Erst nachdem die Dämmerung hereingebrochen war, folgte ihr Roger. Donata kauerte vor der Öffnung des Ofens.
Als sie ihn hörte, drehte sie sich kurz zu ihm um. Ihr Gesicht wirkte in dem Zwielicht, das in der Hütte herrschte, sehr bleich. »Ich schätze, es ist jetzt dunkel genug. Oder habt Ihr immer noch etwas dagegen, dass ich das Feuer anzünde?«
»Nein …« Roger hockte sich in einer Ecke nieder.
Donata entfachte geschickt die Glut. Als die Flammen hoch brannten, legte sie sich auf den Boden, wobei sie ihre Mäntel, den eigenen und den der Äbtissin, eng um sich zog und Roger den Rücken zukehrte. Er blieb noch eine Weile sitzen und schaute in die Flammen. Einige Male richtete sich Donata auf und schob frische Holzscheite nach. Schließlich legte auch er sich nieder.
Er schlief unruhig und erwachte noch vor Tagesanbruch. Als er sich zu Donata hinüberbeugte, bemerkte er, dass auch sie schon wach war.
Nachdem sie von dem Hasenfleisch gegessen hatten, das vom Vortag übrig geblieben war, sagte Roger unvermittelt: »Es ist besser, wenn Ihr den Mantel der Äbtissin hier zurücklasst. Es wird sich irgendein anderes Kleidungsstück für Euch finden.«
Donata zog stumm ihren Mantel aus grober Wolle aus und streifte den schweren der Benediktinerin ab, den sie darunter trug. Ebenso stumm sah sie zu, wie Roger das Feuer noch einmal anfachte, den Mantel Stück für Stück hineinschob und verbrannte. Als sie das kleine Haus verließen, waren im Osten die ersten fahlen Streifen der Morgendämmerung zu sehen.
*
Am Vormittag des darauf folgenden Tages erreichten Léon und ein halbes Dutzend Soldaten des Kardinals das Gehöft. Sie hatten Hunde bei sich. Es dauerte nicht lange, bis die Männer die schwachen Spuren im Schnee und die verscharrte Feuerstelle entdeckt hatten.

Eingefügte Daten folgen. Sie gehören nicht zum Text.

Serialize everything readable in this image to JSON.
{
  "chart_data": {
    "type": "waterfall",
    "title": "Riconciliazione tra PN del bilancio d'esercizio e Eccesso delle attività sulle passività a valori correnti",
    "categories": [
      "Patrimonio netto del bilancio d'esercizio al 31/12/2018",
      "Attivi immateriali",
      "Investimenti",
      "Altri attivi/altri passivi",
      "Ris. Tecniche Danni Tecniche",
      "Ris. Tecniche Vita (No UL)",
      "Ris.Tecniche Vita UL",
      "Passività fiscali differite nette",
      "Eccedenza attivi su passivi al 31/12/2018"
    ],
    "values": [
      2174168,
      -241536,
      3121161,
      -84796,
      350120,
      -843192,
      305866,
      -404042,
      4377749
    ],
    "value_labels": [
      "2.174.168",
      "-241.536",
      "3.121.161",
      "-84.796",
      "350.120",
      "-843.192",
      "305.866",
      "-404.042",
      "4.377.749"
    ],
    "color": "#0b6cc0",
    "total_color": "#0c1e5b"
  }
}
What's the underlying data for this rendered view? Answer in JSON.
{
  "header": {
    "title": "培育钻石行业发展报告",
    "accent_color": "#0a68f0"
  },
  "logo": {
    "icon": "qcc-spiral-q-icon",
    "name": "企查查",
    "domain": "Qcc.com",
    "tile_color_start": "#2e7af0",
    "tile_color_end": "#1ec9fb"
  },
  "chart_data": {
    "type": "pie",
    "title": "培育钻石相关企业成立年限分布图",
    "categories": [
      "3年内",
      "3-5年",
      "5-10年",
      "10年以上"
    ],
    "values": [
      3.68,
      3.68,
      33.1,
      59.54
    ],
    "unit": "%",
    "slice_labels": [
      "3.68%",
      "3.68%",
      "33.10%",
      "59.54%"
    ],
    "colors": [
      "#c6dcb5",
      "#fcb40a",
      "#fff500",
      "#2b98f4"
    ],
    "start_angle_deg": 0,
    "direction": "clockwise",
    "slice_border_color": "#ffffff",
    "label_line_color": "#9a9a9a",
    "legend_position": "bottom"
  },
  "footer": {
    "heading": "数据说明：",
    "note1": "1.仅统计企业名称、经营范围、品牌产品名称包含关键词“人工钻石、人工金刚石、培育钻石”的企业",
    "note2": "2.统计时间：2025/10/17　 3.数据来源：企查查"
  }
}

Der Diener des Kardinals befahl den Soldaten, mithilfe der Hunde den Ort zu durchsuchen. Er selbst bückte sich durch die niedrige Tür des Backhauses. Nachdem er den schmalen Raum zwischen der Fachwerkwand und dem gemauerten Ofen betreten hatte, sog er die Luft ein. Da er den schwachen Geruch von abgestandenem Rauch wahrzunehmen glaubte, hockte er sich vor die Öffnung des Ofens. Asche und verkohlte Äste lagen darin. Léon schob sie auseinander und begutachtete die Reste des Feuers.
An der Oberfläche waren das Holz und die Asche erkaltet. Aber als er die Hand tiefer hineinstieß, meinte er, einen Hauch von Wärme spüren zu können. Er beugte sich vor, ertastete einige Äste, die jenseits des Haufens lagen, und zog sie zu sich her. Sie waren verbrannt und von einer weißen Ascheschicht überzogen. Aber als er mit den Händen darüber fuhr, löste sich von einem der Äste ein Rindenstück ab und darunter wurde ein gelber Glutfunken sichtbar.
Der Diener starrte auf den Funken, während von draußen das Gebell der Hunde und die Stimmen der Soldaten an sein Ohr drangen. Wer auch immer sich in dieser Hütte aufgehalten und das Feuer entzündet hatte – er konnte den Ort noch nicht lange verlassen haben. Viel mehr als ein Tag war seither bestimmt nicht vergangen. Noch einmal durchsuchte Léon verkohlte Zweige und Asche und tastete das Innere des Ofens ab. In einer Ritze zwischen den Steinen fühlte er etwas Weiches.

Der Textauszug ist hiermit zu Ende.